The Native Americans inhabited the Galisteo Basin for over 10,000 years. You find their signs everywhere- on basalt rocks as petroglyphs, on the ground in the forms of pottery chards, flints, and arrowheads, on Pueblo sites where they farmed, captured water, and dug out pits for their houses. Corn, beans, and squash were their staple foods- known as The Three Sisters. In an attempt to emulate their growing methods, I was involved in a building and conservation project in the early '90's in the basin, to bring back the native grasses, and to grow The Three Sisters in dug-out barrow trenches at the base of hills on the property. Without any supplemental water, we grew corn, beans, and squash. Its not rocket science to grow food. It simply requires some ingenuity, and the desire and necessity to sustain oneself with plants for our pleasure, and our survival- just like the ancients.

Homemade Soup Day

Homemade Soup Day, 2014. This morning, around 6 a.m., I let my dogs out the back door, feeling the shimmering after-current of last night's snow storm, the awakening blast of cold air, and the beautiful scene of several inches of freshly-fallen whiteness. Looking across the Galisteo basin to the enshrouded Ortiz Mountains, the early morning light was just starting to 'pink up' the landscape, and I knew for sure that this was going to be one of those homemade soup days.

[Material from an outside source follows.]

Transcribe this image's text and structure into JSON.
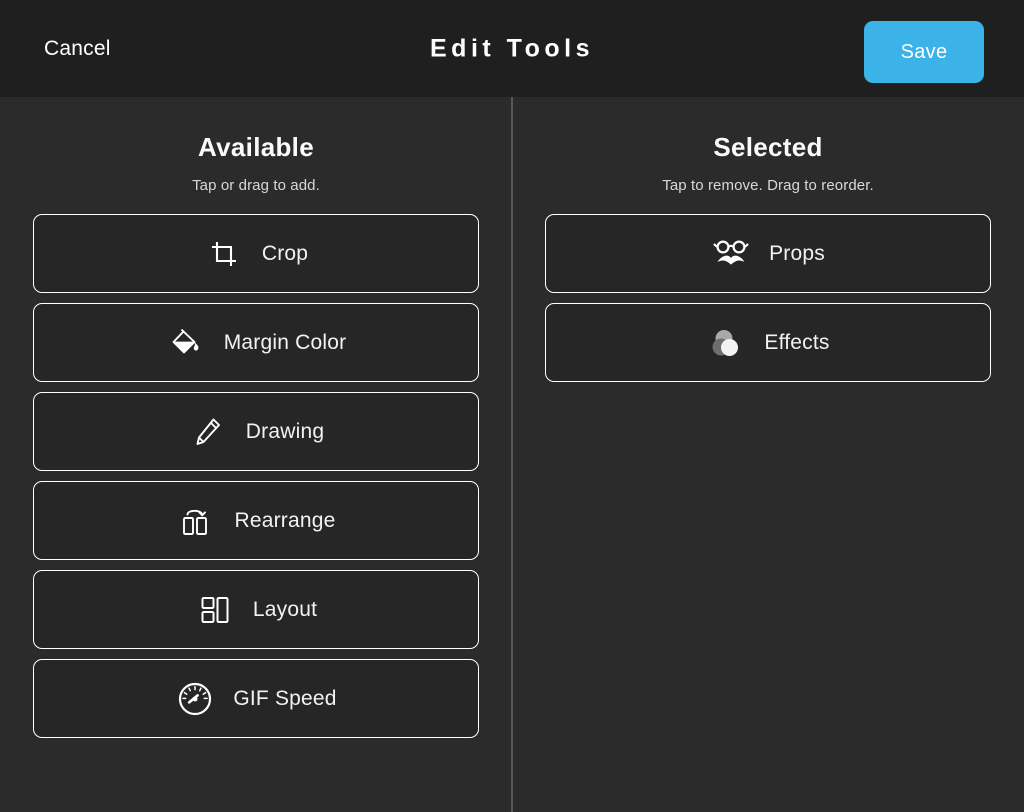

My favorite soup cookbook is 'Vegetable Soups' from Deborah Madison's Kitchen, by my good friend and neighbor. It has the world in there on homemade soups, as well as recipes for stocks- Summer and Winter, wine tips with soups, restorative soups, and instructions to take you from beginning to delicious ends! The very fortunate thing that those of you can take advantage of, is gleaning fresh vegetables from your Grow Y'own hooped and covered raised bed gardens, year round! Chards, kales, spinach, carrots, onions, beets, and much, much more can be picked and put into your homemade soups, even when the weather is too adverse to garden. Baby its cold outside, but soon we'll be filled with a delectable, healthy, organic soup that will warm our insides and nourish our souls! Eat Soup! Grow Y'own!